You must come to court with clean hands when trying to obtain SP – cannot obtain an equitable remedy if you have acted unconscionably
Claimant must have performed, or be willing to perform at the proper time, all his own obligations under the contract - e.g. Coatsworth v Johnson – where SP of a contract to grant a lease was refused as the tenant was In breach of the lease’s requirement to cultivate the farm in a ‘good and husband like manner’
Delay or Laches
No statutory limitation period for SP action (s36(1) Limitation Act 1980); but unreasonable delay will defeat a claim – ‘delay defeats equity’ – Eads v Williams
What amounts to unreasonable delay depends on the circumstances of the case – e.g delay will be excused where purchaser of land seeking legal title is already in possession of the land
Hardship
SP will be refused if it will cause unnecessary hardship to one party or to a 3rd party
Refused in Patel v Ali – where one year after the contract the purchaser issued a writ for SP and three years later sought summary judgement – meanwhile the D, Mrs Ali, had contracted bone cancer and had her leg amputated
The fact that an order may require a seller to accept a sale price below market rate would not itself count as hardship but may if combined with other factors
Injunctive Relief
Injunction – order of the court requiring a person to refrain from doing a particular act or – to do a particular act
Like SP = it is a remedy in personam
Widely available in many areas of law – contract, tort and family
High Court has power to grant injunctive relief by virtue of s37 (1) of the Senior Courts Act 1981 – similar power for the County Court under s38 County Courts Act 1984 (amended by s3 Courts and Legal Services Act 1990)
Rights to be protected
Only to protect a recognisable legal or equitable right
Day v Brownrigg – C refused an injunction which sought to restrain his neighbour from calling his house Ashford Lodge (same as the C’s house) – no legal or equitable right had been infringed so no remedy could be granted
Paton v Trustees of British Pregnancy Advisory Service – husband could not get injunction to prevent his wife from having an abortion
Types of injunction
Prohibitory : restraining a person from doing something
Mandatory: ordering something to be done or undone
Can be granted at different stages of the proceedings and may endure for differing lengths of time:
Final (or perpetual) – where the court makes an order for an injunction at trial - doesn’t last forever but finally settles dispute btw the parties
Interim (or interlocutory): issued prior to the full trial taking place and is effective only until trial or a date specified in the order
They can also be granted with or without notice
With notice: usually where a party applies for an interim injunction, notice is given to the other party so that both can present evidence and arguments for and vs. the granting of the order at the hearing – used to be called inter partes (btw the parties)
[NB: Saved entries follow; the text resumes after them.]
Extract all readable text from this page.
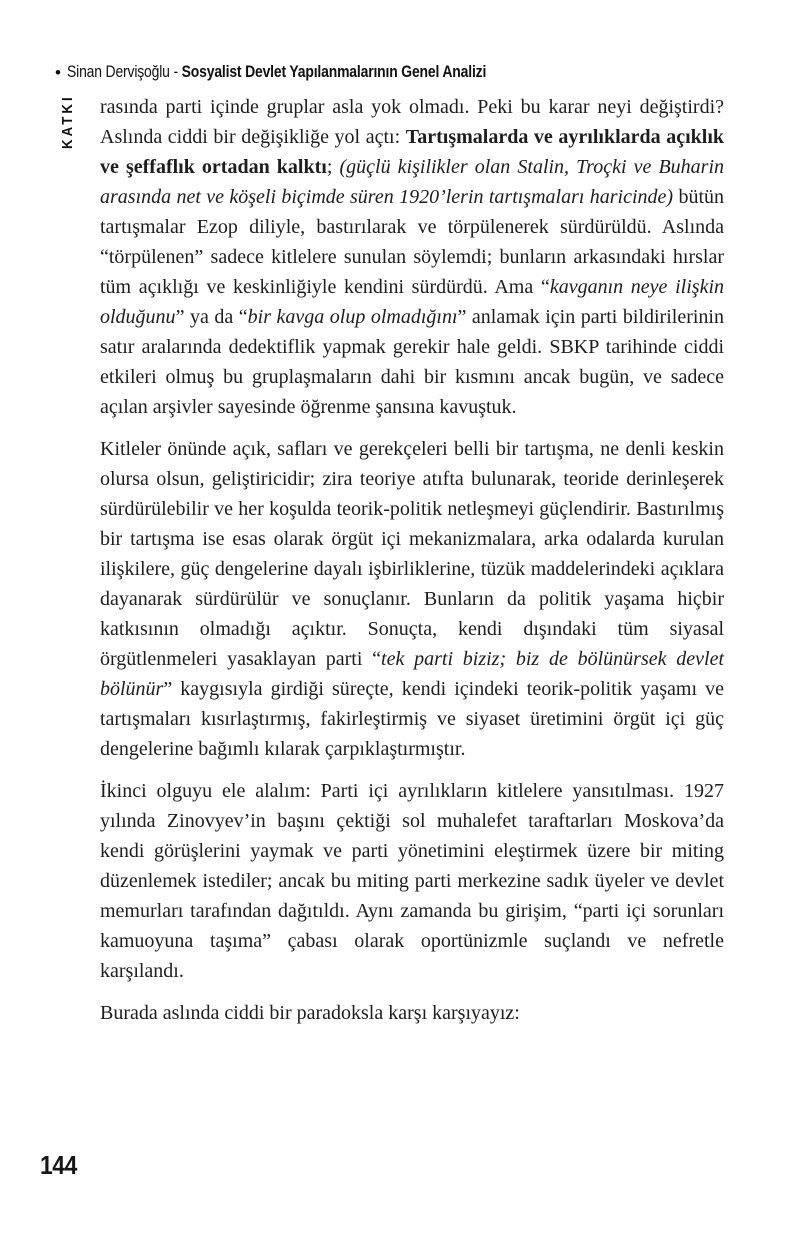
• Sinan Dervişoğlu - Sosyalist Devlet Yapılanmalarının Genel Analizi
KATKI rasında parti içinde gruplar asla yok olmadı. Peki bu karar neyi değiştirdi? Aslında ciddi bir değişikliğe yol açtı: Tartışmalarda ve ayrılıklarda açıklık ve şeffaflık ortadan kalktı; (güçlü kişilikler olan Stalin, Troçki ve Buharin arasında net ve köşeli biçimde süren 1920’lerin tartışmaları haricinde) bütün tartışmalar Ezop diliyle, bastırılarak ve törpülenerek sürdürüldü. Aslında “törpülenen” sadece kitlelere sunulan söylemdi; bunların arkasındaki hırslar tüm açıklığı ve keskinliğiyle kendini sürdürdü. Ama “kavganın neye ilişkin olduğunu” ya da “bir kavga olup olmadığını” anlamak için parti bildirilerinin satır aralarında dedektiflik yapmak gerekir hale geldi. SBKP tarihinde ciddi etkileri olmuş bu gruplaşmaların dahi bir kısmını ancak bugün, ve sadece açılan arşivler sayesinde öğrenme şansına kavuştuk.

Kitleler önünde açık, safları ve gerekçeleri belli bir tartışma, ne denli keskin olursa olsun, geliştiricidir; zira teoriye atıfta bulunarak, teoride derinleşerek sürdürülebilir ve her koşulda teorik-politik netleşmeyi güçlendirir. Bastırılmış bir tartışma ise esas olarak örgüt içi mekanizmalara, arka odalarda kurulan ilişkilere, güç dengelerine dayalı işbirliklerine, tüzük maddelerindeki açıklara dayanarak sürdürülür ve sonuçlanır. Bunların da politik yaşama hiçbir katkısının olmadığı açıktır. Sonuçta, kendi dışındaki tüm siyasal örgütlenmeleri yasaklayan parti “tek parti biziz; biz de bölünürsek devlet bölünür” kaygısıyla girdiği süreçte, kendi içindeki teorik-politik yaşamı ve tartışmaları kısırlaştırmış, fakirleştirmiş ve siyaset üretimini örgüt içi güç dengelerine bağımlı kılarak çarpıklaştırmıştır.

İkinci olguyu ele alalım: Parti içi ayrılıkların kitlelere yansıtılması. 1927 yılında Zinovyev’in başını çektiği sol muhalefet taraftarları Moskova’da kendi görüşlerini yaymak ve parti yönetimini eleştirmek üzere bir miting düzenlemek istediler; ancak bu miting parti merkezine sadık üyeler ve devlet memurları tarafından dağıtıldı. Aynı zamanda bu girişim, “parti içi sorunları kamuoyuna taşıma” çabası olarak oportünizmle suçlandı ve nefretle karşılandı.

Burada aslında ciddi bir paradoksla karşı karşıyayız:

144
Without notice: if extremely urgent and if there is a need for secrecy (e.g. a Search Order or a Freezing Order) – pay apply for an injunction w/o notice – only the applicant appears at the hearing of the application and the other party is not notified – used to be called ex parte (of the one part) – ordinary interim injunctions w/o notice are rare and the case must be overwhelming on the merits – Bates v Lord Halisham of St Marleybone
If a persons rights have not yet been infringed but an infringement is threatened or feared and serious damage is likely to ensure – they may apply for a quia timet (because he or she fears) injunction – not a separate category – but indicates that the injunction is sought before the injunction
Timeline:
Threatened breach: apply for quia timet injunction to try to prevent breach (could be mandatory or prohibitory and without notice if sufficiently serious/urgent)
Breach occurs
Issue claim for breach. Claim for will expain the breach, outline the evidence and apply for final remedies – usually damages, SP, perpetual injunctions etc.